On Saturday, members of the Musicians Association of South Africa as well as KhoiSan chief Francisco “Autshumoa” MacKenzie attended the showcase held at Beacon Hill Secondary School in Mitchells Plain. Proceeds made at the event will be used to fund the cast whose dream is to take the show to a variety of schools across the city.
“This show is doing good things for our community. There has been three Krotoa stories released very close to each other. We want to uphold the memory of our mother [Krotoa] so our people can know their history,” MacKenzie said.
The musical was written and directed by Cape Town singer and poet Janine Van Rooy-Overmeyer, also known as Blaq Pearl and Catherine Henegan. Using storytelling, poetry, dance and vibrant music, the show is performed mostly in Afrikaaps (Afrikaans). It follows the young woman who faces a number of challenges experienced by teens on the Cape Flats. At the age of 25, the woman then acknowledges and accepts her unique roots and ancestry.
The actors include: Ann Juries, Charl Van der Westhuizen aka Bliksemstraal, Lee-Anne Meyer, Lezhaune Van Rooy and Janine Van Rooy-Overmeyer.
Nearly a year ago, Krotoa was commemorated with a monument unveiled by Defence and Military Veterans Minister Nosiviwe Mapisa-Nqakula at the Castle of Good Hope in Cape Town on 19 August 2016. An internationally acclaimed movie based on Krotoa’s life is also expected to be released in South Africa next month.
Through this production, Van Rooy-Overmeyer said their aim was to challenge audiences to question their roles in society. “It engages the audience in the hopes of inspiring them to bridge the gap between generations and to learn about our history. The showcase of Krotoa van Vandag is to liberate, educate, and to show the youth creative ways to express themselves,” she said.
Van Rooy-Overmeyer told GroundUp that her production has toured schools across Cape Town between November 2016 and May this year, but was forced to limit their tour dates due to a lack of funding.
“So far it’s only been to schools in Cape Town. We have been getting requests from schools in areas like Delft, Eersteriver, Elsies River, Grassy Park and Mitchells Plain. There’s also interest as far as George,” she said.
Van Rooy-Overmeyer said that staging a quality production like this often requires a lot of rehearsals and coordination. The cast has also started a fundraising campaign as the “cost of our production is about R1.4 million” to tour for one year.

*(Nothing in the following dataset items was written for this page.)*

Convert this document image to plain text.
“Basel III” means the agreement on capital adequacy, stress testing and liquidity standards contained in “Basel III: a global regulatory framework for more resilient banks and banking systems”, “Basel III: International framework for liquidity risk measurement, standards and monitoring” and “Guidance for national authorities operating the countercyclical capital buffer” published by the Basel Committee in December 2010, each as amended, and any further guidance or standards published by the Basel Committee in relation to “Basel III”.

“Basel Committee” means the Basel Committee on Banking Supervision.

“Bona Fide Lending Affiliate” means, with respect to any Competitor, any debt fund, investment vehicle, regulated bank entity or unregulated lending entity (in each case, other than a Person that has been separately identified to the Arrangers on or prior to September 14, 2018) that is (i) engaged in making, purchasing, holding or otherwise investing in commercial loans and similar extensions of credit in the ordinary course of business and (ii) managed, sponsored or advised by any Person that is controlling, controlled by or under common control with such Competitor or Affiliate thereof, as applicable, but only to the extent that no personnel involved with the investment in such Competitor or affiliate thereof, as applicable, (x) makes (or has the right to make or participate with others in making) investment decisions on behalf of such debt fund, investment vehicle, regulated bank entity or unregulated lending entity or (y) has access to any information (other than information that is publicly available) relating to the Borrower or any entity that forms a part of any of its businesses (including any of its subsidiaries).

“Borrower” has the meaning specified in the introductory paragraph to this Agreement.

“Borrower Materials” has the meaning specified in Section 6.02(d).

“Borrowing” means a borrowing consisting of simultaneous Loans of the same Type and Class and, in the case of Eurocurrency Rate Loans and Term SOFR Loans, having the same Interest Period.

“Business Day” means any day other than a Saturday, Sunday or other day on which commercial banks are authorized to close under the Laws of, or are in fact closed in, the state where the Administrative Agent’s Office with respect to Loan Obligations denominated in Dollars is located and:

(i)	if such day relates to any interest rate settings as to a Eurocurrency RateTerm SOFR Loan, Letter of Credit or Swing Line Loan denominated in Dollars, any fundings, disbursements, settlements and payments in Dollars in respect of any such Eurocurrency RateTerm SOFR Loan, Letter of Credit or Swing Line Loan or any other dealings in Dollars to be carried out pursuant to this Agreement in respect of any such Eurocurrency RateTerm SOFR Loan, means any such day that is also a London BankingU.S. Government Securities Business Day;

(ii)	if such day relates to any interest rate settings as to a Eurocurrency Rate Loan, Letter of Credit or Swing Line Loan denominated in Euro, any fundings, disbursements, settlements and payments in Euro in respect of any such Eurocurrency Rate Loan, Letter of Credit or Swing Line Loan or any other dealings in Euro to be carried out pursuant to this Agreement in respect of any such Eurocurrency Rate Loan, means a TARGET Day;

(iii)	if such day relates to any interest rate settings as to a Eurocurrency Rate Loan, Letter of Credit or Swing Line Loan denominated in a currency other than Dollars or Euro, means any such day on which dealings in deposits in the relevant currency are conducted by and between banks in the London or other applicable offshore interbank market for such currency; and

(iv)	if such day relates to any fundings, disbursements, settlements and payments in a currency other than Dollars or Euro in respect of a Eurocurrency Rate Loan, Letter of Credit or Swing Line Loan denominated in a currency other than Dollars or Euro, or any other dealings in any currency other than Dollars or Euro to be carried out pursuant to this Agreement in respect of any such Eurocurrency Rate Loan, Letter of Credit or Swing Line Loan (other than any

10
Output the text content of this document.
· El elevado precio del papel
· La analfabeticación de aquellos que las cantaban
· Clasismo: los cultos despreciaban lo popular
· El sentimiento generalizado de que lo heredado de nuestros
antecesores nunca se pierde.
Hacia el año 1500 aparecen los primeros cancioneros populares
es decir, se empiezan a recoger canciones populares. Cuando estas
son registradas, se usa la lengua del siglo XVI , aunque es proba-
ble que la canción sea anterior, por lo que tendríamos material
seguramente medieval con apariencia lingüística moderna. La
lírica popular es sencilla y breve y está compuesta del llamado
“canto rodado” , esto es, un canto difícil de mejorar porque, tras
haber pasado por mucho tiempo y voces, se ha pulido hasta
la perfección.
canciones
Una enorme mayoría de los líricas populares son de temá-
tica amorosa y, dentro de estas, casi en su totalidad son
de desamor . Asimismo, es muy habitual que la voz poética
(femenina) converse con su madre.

“A lot of funds are needed to buy props, costumes, stage set up, sound, visuals, transport to schools, and to pay the cast and technical team. If we raise R60,000, we will be able to take the production to at least three schools on the Cape Flats, enabling us to reach over 3,600 young people. Meanwhile, we continue working towards getting long term funding,” she said.